| Quote #4
I sort you into houses
The Sorting Hat branches out this year. Usually, before sorting the first years into the four Hogwarts Houses, it just explains the major House traits – Gryffindor = bravery, Hufflepuff = loyalty, Ravenclaw = smarts, and Slytherin = ambition. But this year, the Sorting Hat admits to some guilt about the whole process. By Sorting Hogwarts students according to their basic characteristics, doesn't the Sorting Hat encourage them to compete against each other? As times get hard and Voldemort grows more powerful, Hogwarts students need to stand together, and not allow themselves to be divided by House loyalties. Clearly, the biggest problem in the Sorting system is Slytherin House, which all of the other Houses distrust. If you're Sorted into Slytherin, it seems almost like a foregone conclusion that you'll be a bad person. On the other hand, it might be a self-fulfilling prophecy: by becoming Slytherin, perhaps you have no choice but to live down to the expectations of the other three houses. So, we agree with the Sorting Hat: the Hogwarts House system does seem divisive and potentially damaging, since it separates kids according to their personalities when they are only eleven years old. What do you think of the Hogwarts Sorting system? Does it seem ethical to you? What House would you most like to join?
| Quote #5
There was a pause in which Sirius looked out at Harry, a crease between his sunken eyes.
"You're less like your father than I thought," he said finally, a definite coolness in his voice. The risk would've been what made it fun for James." (14.272-273)
When Sirius suggests coming to Hogsmeade in his dog form to visit Harry, Harry says no.
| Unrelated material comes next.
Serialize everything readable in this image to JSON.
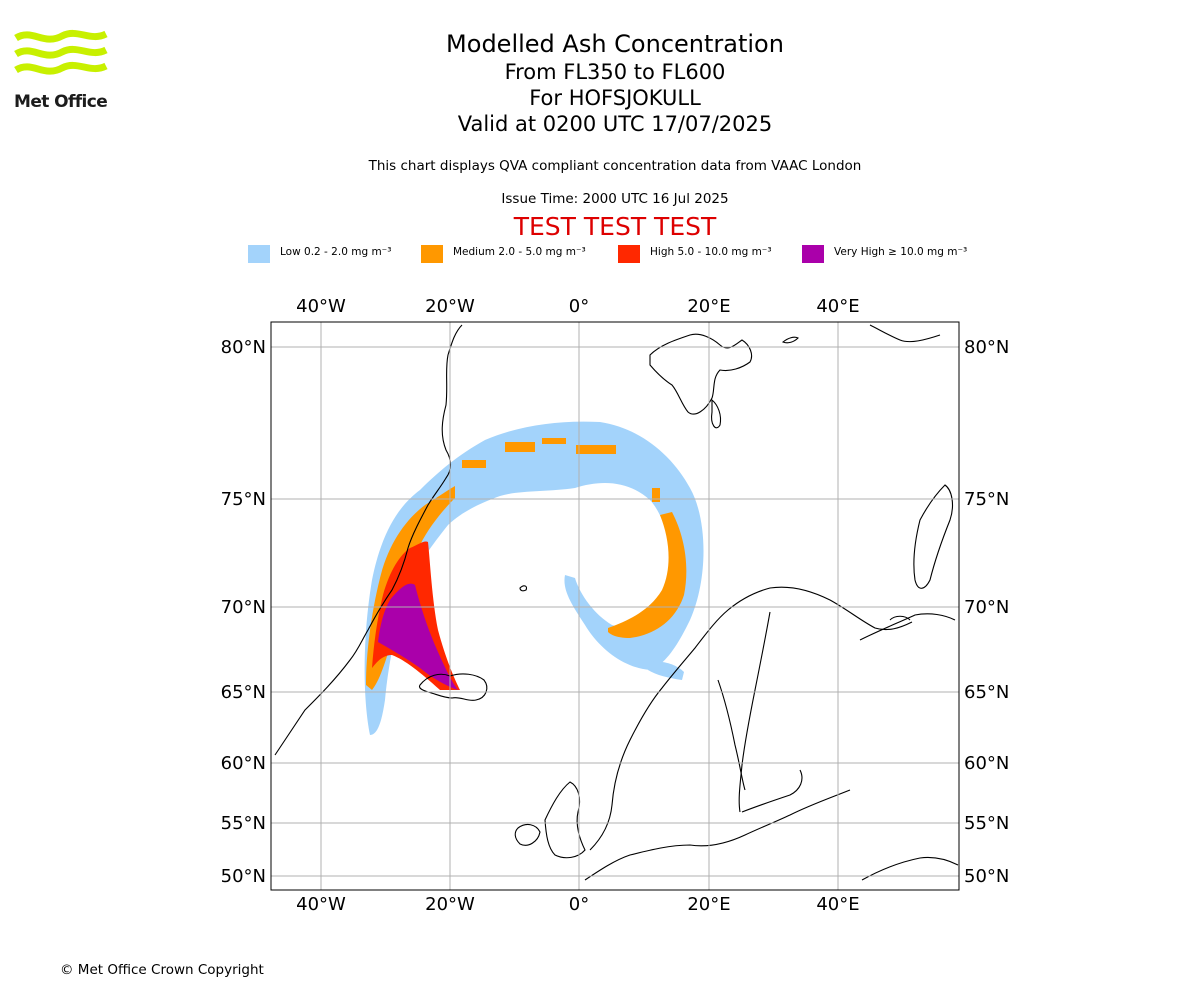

He knows that Draco recognized Sirius on the train platform in London, so he fears that it won't be safe for Sirius to go out in the open, no matter what form he's in. But Sirius is so cabin-feverish that he lashes out at Harry for not taking him up on his offer. Sirius is being unfair to Harry in two ways: first, and most obviously, he's sneering at Harry for being "less like" James Potter than he had thought. But the situations are completely different: it's not like Sirius wants to leave school grounds without permission. He wants to go out in public as a convicted Death Eater when he knows that the Malfoys at least can recognize him. Sirius's plan is insanely dangerous, a point that he refuses to acknowledge. Second, Sirius wants Harry to be a chum, a partner in crime. But Harry is actually more mature than Sirius in this case. Harry looks up to Sirius, but Sirius is forcing Harry to be the responsible adult in this pairing. Since Harry is the one who is fifteen, this is really unfair.
| Quote #6
"You don't think he has become ... sort of ... reckless since he's been cooped up in Grimmauld Place? You don't think he's ... kind of ... living through us?"
"What d'you mean, 'living through us'?" Harry retorted.
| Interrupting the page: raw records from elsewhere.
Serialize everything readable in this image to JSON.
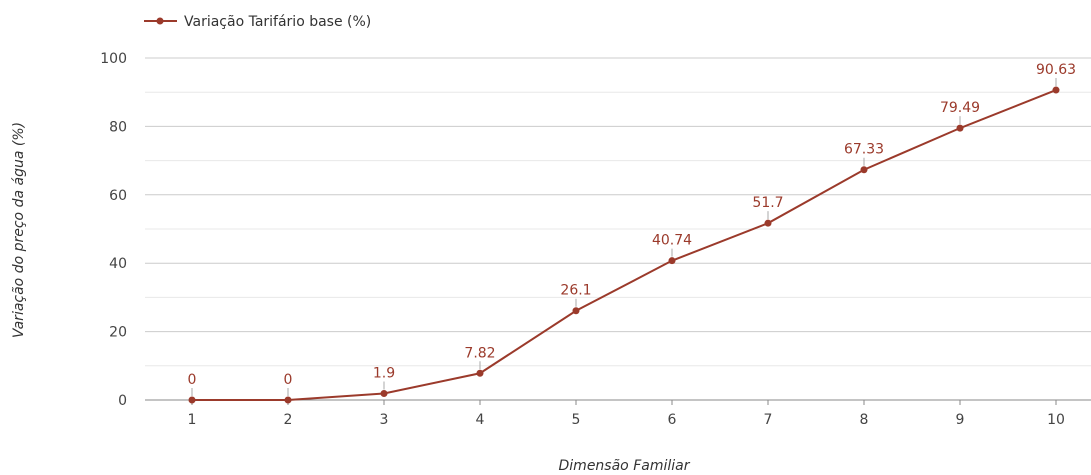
{
  "chart_data": {
    "type": "line",
    "xlabel": "Dimensão Familiar",
    "ylabel": "Variação do preço da água (%)",
    "ylim": [
      0,
      100
    ],
    "yticks": [
      0,
      20,
      40,
      60,
      80,
      100
    ],
    "categories": [
      "1",
      "2",
      "3",
      "4",
      "5",
      "6",
      "7",
      "8",
      "9",
      "10"
    ],
    "series": [
      {
        "name": "Variação Tarifário base (%)",
        "values": [
          0,
          0,
          1.9,
          7.82,
          26.1,
          40.74,
          51.7,
          67.33,
          79.49,
          90.63
        ],
        "labels": [
          "0",
          "0",
          "1.9",
          "7.82",
          "26.1",
          "40.74",
          "51.7",
          "67.33",
          "79.49",
          "90.63"
        ],
        "color": "#9b3a2b"
      }
    ],
    "legend": "top-left",
    "grid": true
  }
}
"I mean ... well, I think he'd love to be forming secret Defense societies right under the nose of someone from the Ministry ... I think he's really frustrated at how little he can do where he is ... so I think he's keen to kind of ... egg us on." (18.50-52)
This piece of dialogue is just one among many when Hermione takes a second to suggest that they be careful. In this case, she's wondering if the D.A. is really such a good idea if Sirius is so excited about it. After all, he's not the most reliable of supporters right now. He is trying to live vicariously through Harry, Ron, and Hermione. If the project of Book 5 is to humanize characters like Professor Dumbledore and Professor Snape, then what about Hermione? What faults does she demonstrate in the novel? Does Hermione get any additional character development in Book 5? How is Book 5 Hermione different from Book 1 Hermione? Or Book 4 Hermione?